Author Topic: General Model question.  (Read 12538 times)

Offline jeff_porter

  • Newbie
  • *
  • Posts: 5
    • View Profile
General Model question.
« on: June 26, 2007, 10:14:38 »

Just a quick question about best practice of the number of links to a node.

For example. most of my models have 2 or 3 links between each node (max).

One of my models though has ended up with a node being linked to by 25 other nodes.

Now, the Hugin Reasearcher tool can cope with this, but if I add another few links, i.e. 28, then tool will grin to a halt and if I try to save the model, then the program just keeps eating up memory (1gig plus) and windows hangs.

So what is the best practice / max recommended number of links between nodes?

Notes:
Version 6.6

Offline Anders L Madsen

  • HUGIN Expert
  • Hero Member
  • *****
  • Posts: 2295
    • View Profile
Re: General Model question.
« Reply #1 on: June 27, 2007, 16:14:27 »
In general, probabilistic networks, i.e., Bayesian networks and influence diagrams, are well suited for reasoning and decision making under uncertainty when the dependence and independence relations of a problem domain can be described as acyclic, directed graph (DAG) over variables representing entities in the problem domain.

A Bayesian network, for instance, is an intuitive graphical represention of a joint probability distribution over its variables. The joint distribution is encoded as a product of conditional probability tables as defined by the DAG. In order for the network to be a compact representation of the joint distribution, it is necessary that the DAG structure is sparse. The DAG is sparse when it has few edges. In addition, a sparse DAG is computationally more efficient than a dense DAG.

The complexity of DAG is, in part, determined by the size of the largest parent set in the graph.
There a number or reasons why it is advantageous to keep the number of parents as low as possible. One reason is to reduce the size of a conditional probability table (CPT)  of a node. The size of a CPT is computed as:
||X|| * ||Y_1|| * ... * ||Y_n||

where X is the child node, Y_1, ..., Y_n are the parents of X, and ||Z|| specifies the number of states of variable Z. Hence, the number of parameters (i.e., entries) in a CPT grows exponentially with the number of parents of the node. It may be difficult to obtain a value for all entries when the CPT is large. Basically, each parameter can either be specified based on expert knowledge, using an expression or estimated from data.

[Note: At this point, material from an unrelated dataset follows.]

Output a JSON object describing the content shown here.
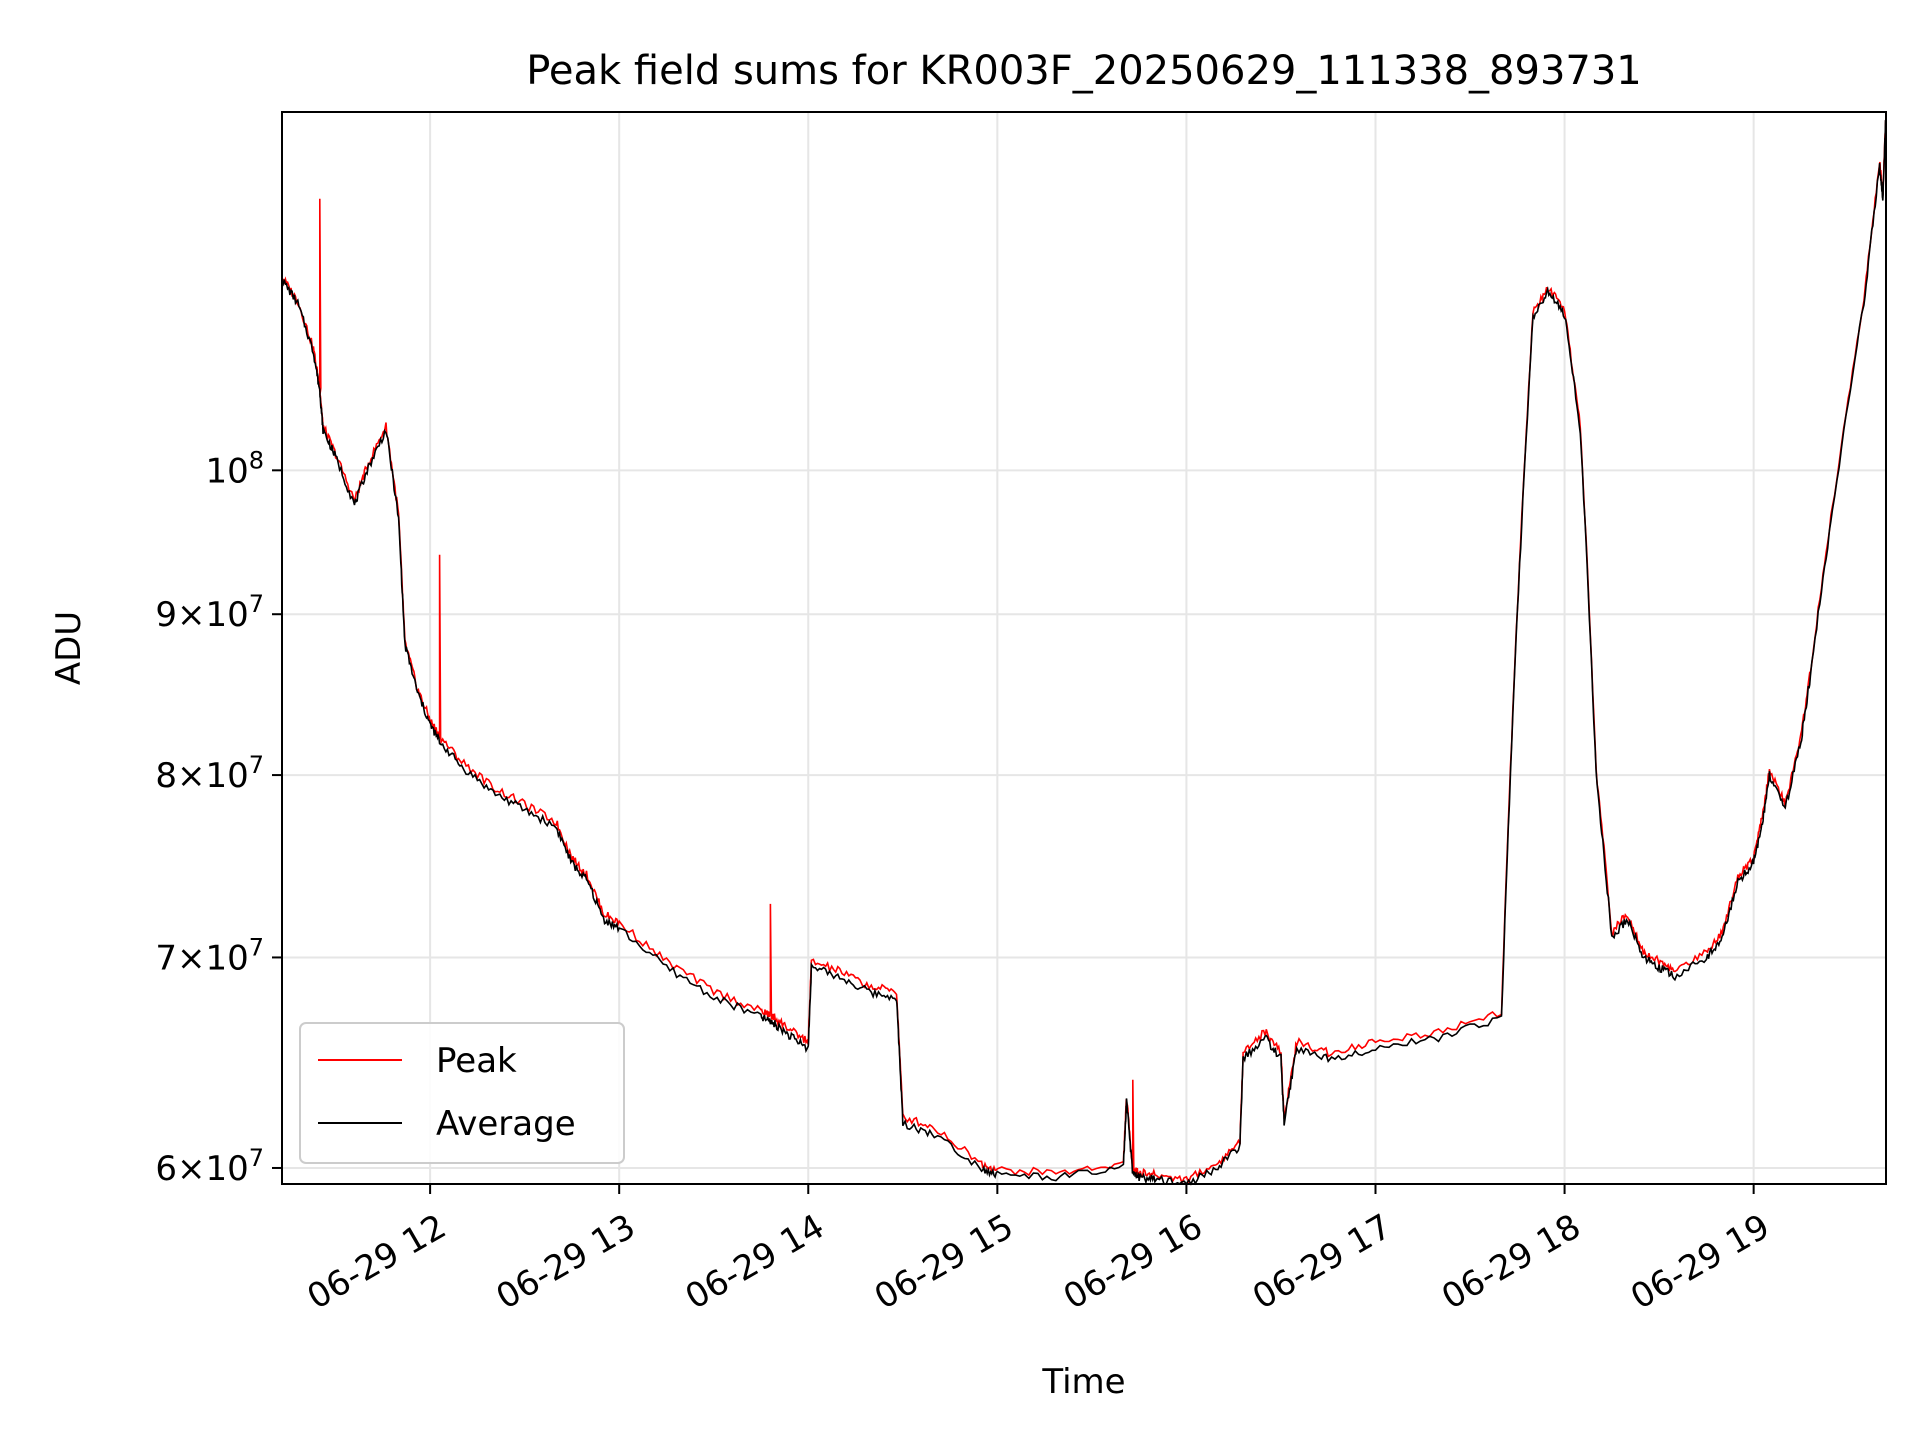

Acquiring the entries of a CPT from a domain expert when the CPT is very large may be impossible. The expert will often not be able to differentiate between the large number of different parent configurations. Also, estimating a CPT from data will require a large amount of data which may not be available. In the case of  a CPT specified using an expression, it may be possible to construct the CPT, but inference may be intractable due to the large CPT.

Thus, in conclusion, you should try to keep the number of edges to a minimum.



HUGIN EXPERT A/S